Através de um mecanismo que merece explicação mais apurada, nós, em geral, adoramos o sabor oriundo dos chamados grãos de “ouro verde”, mas, ao mesmo tempo, relutamos em sorver a bebida dos deuses após o jantar por motivo óbvio: queremos cair no sono o mais rápido possível para não ficarmos revirando na cama.
Em 1820, a cafeína foi isolada dos grãos de café pela primeira vez por Friedlieb Ferdinand Runge, sendo que em 1906 Ludwig Roselius anunciou o café descafeinado no mercado pela primeira vez, por acreditar que seu pai havia morrido pelo excesso de consumo de cafeína. Ele passou então a procurar por um método simples que eliminasse o “veneno” do café e acidentalmente descobriu que, em uma carga de café que chegou na Alemanha por via marítima, algumas sacas foram encharcadas pela água salgada. Resultado: o mesmo sabor com menos cafeína. Em 1905, ele patenteou o método de aquecer os grãos no vapor e tratá-los com uma sequência de ácidos e bases.
Roselius concentrou o marketing de sua empresa no luxo de poder tomar café sem veneno. Nos anos 1920 e 1930, quando a República de Weimar (que precedeu o tenebroso Terceiro Reich) se tornou proeminente, o empresário tirou vantagem da nova onda de saúde e perfeição pregada pelos arianos, afirmando que o café descafeinado protegeria o coração e os nervos. A ideia atingiu o alvo de uma tal forma que o produto começou a fazer parte da propaganda do partido nazista.

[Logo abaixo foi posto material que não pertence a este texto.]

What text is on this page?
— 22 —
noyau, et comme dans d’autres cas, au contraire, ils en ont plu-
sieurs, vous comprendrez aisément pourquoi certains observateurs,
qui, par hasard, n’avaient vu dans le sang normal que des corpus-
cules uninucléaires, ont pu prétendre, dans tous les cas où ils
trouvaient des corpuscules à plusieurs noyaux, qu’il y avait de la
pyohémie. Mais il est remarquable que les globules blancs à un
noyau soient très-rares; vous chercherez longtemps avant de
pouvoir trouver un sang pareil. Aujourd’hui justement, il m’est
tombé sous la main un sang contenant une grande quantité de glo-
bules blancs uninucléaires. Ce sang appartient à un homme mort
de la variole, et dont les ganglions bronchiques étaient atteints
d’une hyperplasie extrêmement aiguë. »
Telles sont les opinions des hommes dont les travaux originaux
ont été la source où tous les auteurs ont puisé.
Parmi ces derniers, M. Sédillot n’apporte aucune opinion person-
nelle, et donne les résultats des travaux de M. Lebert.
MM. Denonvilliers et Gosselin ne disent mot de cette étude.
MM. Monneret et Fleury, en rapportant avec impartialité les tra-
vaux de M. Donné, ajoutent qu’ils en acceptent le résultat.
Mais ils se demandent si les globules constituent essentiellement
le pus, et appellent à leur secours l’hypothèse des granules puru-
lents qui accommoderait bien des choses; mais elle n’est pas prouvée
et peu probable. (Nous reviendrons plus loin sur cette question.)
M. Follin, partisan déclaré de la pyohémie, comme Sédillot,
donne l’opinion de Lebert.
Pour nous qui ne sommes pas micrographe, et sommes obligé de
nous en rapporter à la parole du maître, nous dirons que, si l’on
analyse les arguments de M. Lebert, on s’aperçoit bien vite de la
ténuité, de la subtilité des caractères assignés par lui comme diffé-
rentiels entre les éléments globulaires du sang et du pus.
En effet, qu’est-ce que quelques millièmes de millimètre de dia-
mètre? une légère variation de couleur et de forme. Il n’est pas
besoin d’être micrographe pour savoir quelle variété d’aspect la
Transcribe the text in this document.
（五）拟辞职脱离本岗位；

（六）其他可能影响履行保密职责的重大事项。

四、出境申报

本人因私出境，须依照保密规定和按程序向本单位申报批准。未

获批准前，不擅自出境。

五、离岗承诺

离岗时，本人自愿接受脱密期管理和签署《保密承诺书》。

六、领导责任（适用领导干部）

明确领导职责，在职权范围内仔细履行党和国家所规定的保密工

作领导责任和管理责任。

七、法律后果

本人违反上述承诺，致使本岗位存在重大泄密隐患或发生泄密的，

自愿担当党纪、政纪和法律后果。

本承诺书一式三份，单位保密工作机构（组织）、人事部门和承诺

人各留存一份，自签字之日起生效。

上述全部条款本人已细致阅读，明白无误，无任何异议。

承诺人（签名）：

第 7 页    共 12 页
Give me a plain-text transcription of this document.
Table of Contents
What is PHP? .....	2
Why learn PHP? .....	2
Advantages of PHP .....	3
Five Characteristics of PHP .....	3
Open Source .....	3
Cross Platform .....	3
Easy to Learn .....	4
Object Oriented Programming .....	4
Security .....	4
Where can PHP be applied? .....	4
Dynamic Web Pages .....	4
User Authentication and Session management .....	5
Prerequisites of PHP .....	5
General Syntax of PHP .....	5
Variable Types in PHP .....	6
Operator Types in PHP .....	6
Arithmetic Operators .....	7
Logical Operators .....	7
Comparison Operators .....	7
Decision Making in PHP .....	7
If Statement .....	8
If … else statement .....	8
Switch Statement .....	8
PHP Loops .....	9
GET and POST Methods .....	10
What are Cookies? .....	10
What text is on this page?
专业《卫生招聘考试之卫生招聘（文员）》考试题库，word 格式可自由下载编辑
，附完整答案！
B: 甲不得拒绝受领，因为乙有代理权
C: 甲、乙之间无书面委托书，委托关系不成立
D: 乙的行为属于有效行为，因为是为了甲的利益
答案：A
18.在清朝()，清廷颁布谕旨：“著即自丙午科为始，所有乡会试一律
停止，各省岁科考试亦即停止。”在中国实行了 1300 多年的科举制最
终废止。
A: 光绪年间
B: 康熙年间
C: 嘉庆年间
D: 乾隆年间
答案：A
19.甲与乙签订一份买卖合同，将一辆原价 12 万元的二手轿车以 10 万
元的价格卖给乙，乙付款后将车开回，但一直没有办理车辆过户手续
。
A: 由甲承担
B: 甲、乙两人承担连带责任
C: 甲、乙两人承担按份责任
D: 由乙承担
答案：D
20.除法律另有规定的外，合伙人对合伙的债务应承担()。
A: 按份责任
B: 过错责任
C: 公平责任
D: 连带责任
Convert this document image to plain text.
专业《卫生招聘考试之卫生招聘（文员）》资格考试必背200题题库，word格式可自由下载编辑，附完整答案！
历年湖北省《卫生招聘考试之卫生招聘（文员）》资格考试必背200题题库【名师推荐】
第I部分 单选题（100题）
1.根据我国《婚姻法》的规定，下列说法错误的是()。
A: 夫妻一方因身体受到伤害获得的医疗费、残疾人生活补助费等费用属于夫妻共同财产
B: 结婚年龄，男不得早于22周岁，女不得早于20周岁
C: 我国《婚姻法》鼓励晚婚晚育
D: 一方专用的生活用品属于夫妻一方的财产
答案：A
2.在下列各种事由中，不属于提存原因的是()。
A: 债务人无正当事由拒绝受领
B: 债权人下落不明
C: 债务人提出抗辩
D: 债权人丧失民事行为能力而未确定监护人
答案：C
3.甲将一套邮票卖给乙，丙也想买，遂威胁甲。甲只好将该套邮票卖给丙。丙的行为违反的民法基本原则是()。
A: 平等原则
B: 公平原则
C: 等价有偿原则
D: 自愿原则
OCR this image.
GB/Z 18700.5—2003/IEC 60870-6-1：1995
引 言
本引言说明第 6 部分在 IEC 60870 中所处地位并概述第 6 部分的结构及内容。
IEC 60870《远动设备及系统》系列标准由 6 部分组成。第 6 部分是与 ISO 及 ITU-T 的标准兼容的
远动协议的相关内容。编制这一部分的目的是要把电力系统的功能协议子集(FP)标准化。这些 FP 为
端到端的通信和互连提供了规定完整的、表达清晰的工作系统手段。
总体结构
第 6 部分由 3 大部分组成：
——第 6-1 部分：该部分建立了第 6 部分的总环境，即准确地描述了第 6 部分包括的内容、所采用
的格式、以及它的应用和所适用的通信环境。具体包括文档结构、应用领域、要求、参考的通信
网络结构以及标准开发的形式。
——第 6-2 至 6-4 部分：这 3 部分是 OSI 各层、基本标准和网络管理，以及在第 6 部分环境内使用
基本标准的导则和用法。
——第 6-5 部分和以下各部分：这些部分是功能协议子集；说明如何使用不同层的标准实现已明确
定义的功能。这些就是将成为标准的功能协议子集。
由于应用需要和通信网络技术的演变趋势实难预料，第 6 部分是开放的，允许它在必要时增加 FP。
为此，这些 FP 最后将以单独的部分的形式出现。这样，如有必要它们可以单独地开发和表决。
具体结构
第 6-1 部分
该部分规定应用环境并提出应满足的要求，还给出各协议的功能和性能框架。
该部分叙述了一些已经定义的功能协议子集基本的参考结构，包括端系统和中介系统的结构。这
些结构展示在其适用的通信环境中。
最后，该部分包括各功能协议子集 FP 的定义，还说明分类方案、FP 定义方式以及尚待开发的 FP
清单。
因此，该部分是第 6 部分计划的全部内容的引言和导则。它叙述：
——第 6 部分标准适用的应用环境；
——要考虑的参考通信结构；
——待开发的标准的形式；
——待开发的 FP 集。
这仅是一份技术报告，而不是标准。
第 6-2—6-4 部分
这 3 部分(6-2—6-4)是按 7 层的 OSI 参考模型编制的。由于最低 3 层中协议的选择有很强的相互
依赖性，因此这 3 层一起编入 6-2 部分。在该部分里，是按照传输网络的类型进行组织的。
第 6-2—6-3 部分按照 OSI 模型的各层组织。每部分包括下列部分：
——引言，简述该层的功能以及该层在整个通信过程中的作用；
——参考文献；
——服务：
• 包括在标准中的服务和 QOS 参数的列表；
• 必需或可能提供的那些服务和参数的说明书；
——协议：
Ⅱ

Entretanto, nenhum café descafeinado é 100% isento de cafeína. Para ser categorizado desta forma, ele deve apresentar índices abaixo de 0,01%. Cientistas têm trabalhado arduamente para tornar possível colher um café que nasça naturalmente descafeinado. Conhecido como decaffito, a variedade desenvolvida no Brasil e baseada na espécie coffea charrieriana representa um tipo de grão natural sem cafeína.
No período da Segunda Guerra Mundial, a escassez de produtos industrializados fez com que alternativas viáveis viessem à tona. Costumava-se preparar uma fervura do vegetal chicória como substituição ao café. Até hoje, em algumas regiões do Brasil, quando alguém quer desqualificar um café em um botequim diz: parece água de chicória. Entretanto, cabe uma pergunta: que conexão teria o tema aqui abordado com a Ortodontia que praticamos hoje?
Vamos lá: conforme pudemos verificar na evolução do café descafeinado, a grande alavanca para que o produto chegasse ao status de hoje foi a “sacada” do tal marqueteiro alemão, que enxergou nos arianos do Terceiro Reich um comportamento que escancarou a porta para o marketing direcionado.
Seria a indústria da Ortodontia tão lucrativa quanto a do café descafeinado? De acordo com a publicação Fortune Business Insights, somente o mercado norte-americano de Ortodontia movimentou 4,06 bilhões de dólares em 2018, sendo que a projeção é atingir a estratosférica marca de 9,72 bilhões de dólares em 2022.
De forma similar à história do café descafeinado, a indústria da Ortodontia tem estrategicamente sondado o comportamento dos ortodontistas para que o alvo seja definido com clareza. E assim o fizeram: delinearam o alvo e o acertaram na mosca, com absoluta precisão. E como bons marqueteiros, emplacaram um nomezinho bonito para a atrocidade: DTC ou direct to consumer strategy.
É sabido que gigantes da indústria mantêm empresas sórdidas que nada mais fazem do que aplicar o “by-pass” nos ortodontistas: se travestem assumindo outra marca comercial para que o estrago não seja percebido pelos ortodontistas consumidores das marcas primárias.
Desgraça pouca é bobagem. Enquanto o irritante funk e o chacoalhar de lindas caixinhas marcam o compasso das dancinhas no TikTok, mais cai vertiginosamente a especialidade no poço sem fundo das falsas promessas.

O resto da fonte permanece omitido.